The Bethlehem, Pa.-based company’s authorization win includes its Perfusor space syringe infusion pump, Infusomat space volumetric infusion pump and Outlook ES pump systems. Health providers can use the pumps for tracheal delivery of continuous nebulized medications into a nebulizer with the intent of treating patients of all ages with or suspected of having coronavirus, while also decreasing the exposure of healthcare providers to the virus.
Studies revealed that infusion pumps with nebulizers can provide controlled delivery of medication to patients with acute respiratory distress syndrome, according to a B. Braun news release.
The FDA’s authorization also allows for ground medical transport use of the Infusomat system, while the Perfusor system is already cleared for ground transport.

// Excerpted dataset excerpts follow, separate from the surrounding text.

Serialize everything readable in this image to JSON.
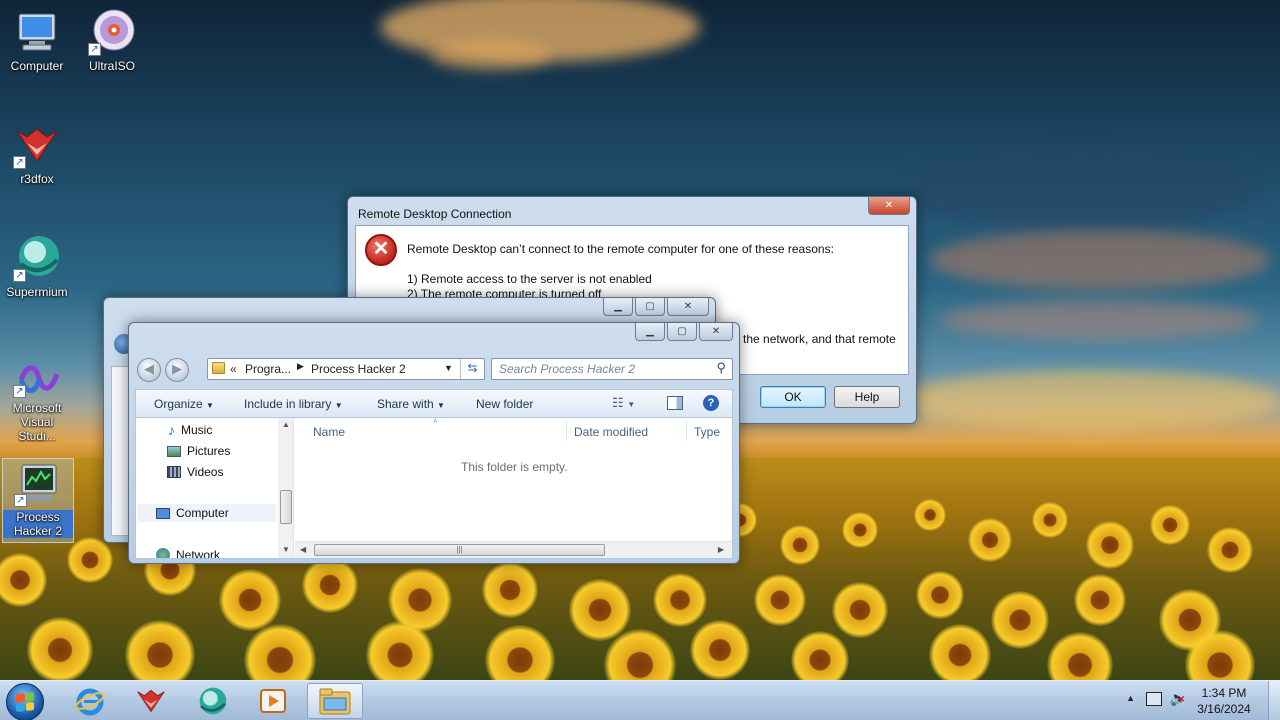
{
  "desktop": {
    "icons": [
      {
        "label": "Computer"
      },
      {
        "label": "UltraISO"
      },
      {
        "label": "r3dfox"
      },
      {
        "label": "Supermium"
      },
      {
        "label": "Microsoft Visual Studi..."
      },
      {
        "label": "Process Hacker 2"
      }
    ]
  },
  "rdc_dialog": {
    "title": "Remote Desktop Connection",
    "message": "Remote Desktop can’t connect to the remote computer for one of these reasons:",
    "reasons": [
      "1) Remote access to the server is not enabled",
      "2) The remote computer is turned off"
    ],
    "partial_text": "the network, and that remote",
    "ok_label": "OK",
    "help_label": "Help",
    "close_label": "✕"
  },
  "explorer": {
    "address": {
      "overflow": "«",
      "crumb1": "Progra...",
      "crumb2": "Process Hacker 2"
    },
    "search_placeholder": "Search Process Hacker 2",
    "commands": {
      "organize": "Organize",
      "include": "Include in library",
      "share": "Share with",
      "new_folder": "New folder"
    },
    "nav_items": [
      "Music",
      "Pictures",
      "Videos",
      "Computer",
      "Network"
    ],
    "columns": [
      "Name",
      "Date modified",
      "Type"
    ],
    "empty_text": "This folder is empty."
  },
  "taskbar": {
    "apps": [
      "internet-explorer-icon",
      "r3dfox-icon",
      "supermium-icon",
      "media-player-icon",
      "explorer-icon"
    ],
    "time": "1:34 PM",
    "date": "3/16/2024"
  }
}
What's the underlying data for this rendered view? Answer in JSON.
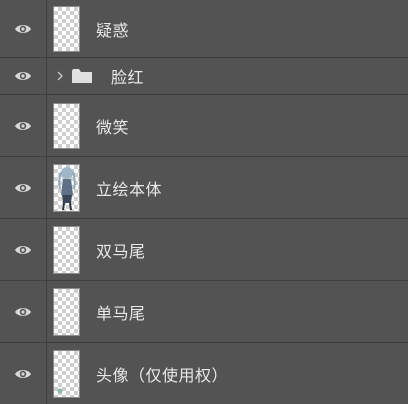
{
  "layers": [
    {
      "name": "疑惑",
      "visible": true,
      "type": "layer"
    },
    {
      "name": "脸红",
      "visible": true,
      "type": "group",
      "expanded": false
    },
    {
      "name": "微笑",
      "visible": true,
      "type": "layer"
    },
    {
      "name": "立绘本体",
      "visible": true,
      "type": "layer"
    },
    {
      "name": "双马尾",
      "visible": true,
      "type": "layer"
    },
    {
      "name": "单马尾",
      "visible": true,
      "type": "layer"
    },
    {
      "name": "头像（仅使用权）",
      "visible": true,
      "type": "layer"
    }
  ],
  "icons": {
    "visibility": "eye-icon",
    "group_toggle": "chevron-right-icon",
    "group": "folder-icon"
  },
  "colors": {
    "panel_bg": "#535353",
    "divider": "#3e3e3e",
    "text": "#e8e8e8"
  }
}
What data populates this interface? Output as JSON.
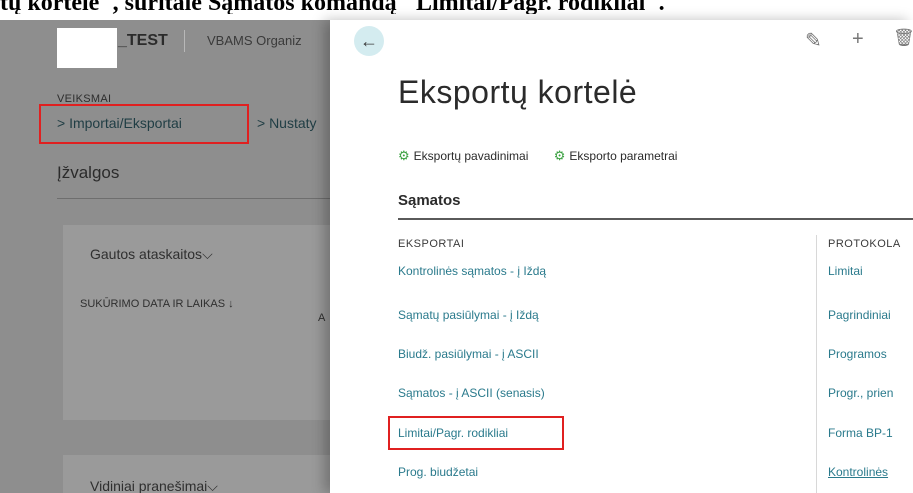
{
  "caption": "tų kortelė\", suritalė Sąmatos komandą \"Limitai/Pagr. rodikliai\".",
  "left": {
    "company": "_TEST",
    "org": "VBAMS Organiz",
    "veiksmai": "VEIKSMAI",
    "actions": [
      "> Importai/Eksportai",
      "> Nustaty"
    ],
    "izvalgos": "Įžvalgos",
    "card1_title": "Gautos ataskaitos",
    "col_header": "SUKŪRIMO DATA IR LAIKAS ↓",
    "col_a": "A",
    "card2_title": "Vidiniai pranešimai"
  },
  "right": {
    "back_icon": "←",
    "edit_icon": "✎",
    "add_icon": "+",
    "delete_icon": "🗑",
    "title": "Eksportų kortelė",
    "actions": [
      "Eksportų pavadinimai",
      "Eksporto parametrai"
    ],
    "section": "Sąmatos",
    "group1": {
      "header": "EKSPORTAI",
      "links": [
        "Kontrolinės sąmatos - į Iždą",
        "Sąmatų pasiūlymai - į Iždą",
        "Biudž. pasiūlymai - į ASCII",
        "Sąmatos - į ASCII (senasis)",
        "Limitai/Pagr. rodikliai",
        "Prog. biudžetai"
      ]
    },
    "group2": {
      "header": "PROTOKOLA",
      "links": [
        "Limitai",
        "Pagrindiniai",
        "Programos",
        "Progr., prien",
        "Forma BP-1",
        "Kontrolinės"
      ]
    }
  },
  "colors": {
    "highlight": "#e02020",
    "link": "#2a7a8c",
    "gear": "#3aa040"
  }
}
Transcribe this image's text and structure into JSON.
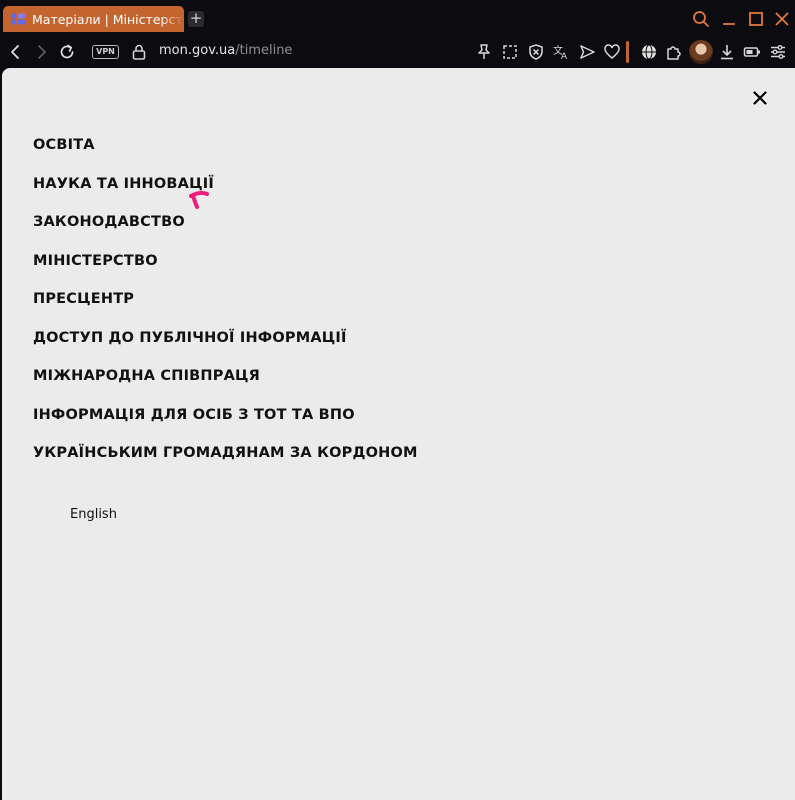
{
  "browser": {
    "tab": {
      "title": "Матеріали | Міністерство освіти і науки України",
      "favicon": "mon-logo-icon"
    },
    "address": {
      "host": "mon.gov.ua",
      "path": "/timeline"
    },
    "vpn_label": "VPN",
    "accent_color": "#c4652f"
  },
  "menu": {
    "items": [
      {
        "label": "ОСВІТА"
      },
      {
        "label": "НАУКА ТА ІННОВАЦІЇ"
      },
      {
        "label": "ЗАКОНОДАВСТВО"
      },
      {
        "label": "МІНІСТЕРСТВО"
      },
      {
        "label": "ПРЕСЦЕНТР"
      },
      {
        "label": "ДОСТУП ДО ПУБЛІЧНОЇ ІНФОРМАЦІЇ"
      },
      {
        "label": "МІЖНАРОДНА СПІВПРАЦЯ"
      },
      {
        "label": "ІНФОРМАЦІЯ ДЛЯ ОСІБ З ТОТ ТА ВПО"
      },
      {
        "label": "УКРАЇНСЬКИМ ГРОМАДЯНАМ ЗА КОРДОНОМ"
      }
    ],
    "language_link": "English"
  }
}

“This authorization allows for an alternative method to administer continuous nebulized medications to patients who are critically ill with COVID-19, many of whom are on ventilation,” B. Braun chief medical officer & senior VP of scientific affairs Dr. Wes Cetnarowski said in the release. “As hospitals struggle to cope with the surge of patients suffering from this deadly disease, this action provides another tool for healthcare professionals on the front line to treat some of the most serious cases while helping to protect clinicians by reducing their exposure to infected patients.”
“We applaud this decisive action taken by the FDA to help some of the most seriously ill COVID-19 patients,” added B. Braun chairman & CEO Jean-Claude Dubacher. “The rapid review and authorization of this and other COVID-19 countermeasures demonstrate the agency’s commitment to ensure that healthcare providers have the medical devices and treatments they need to fight this disease.”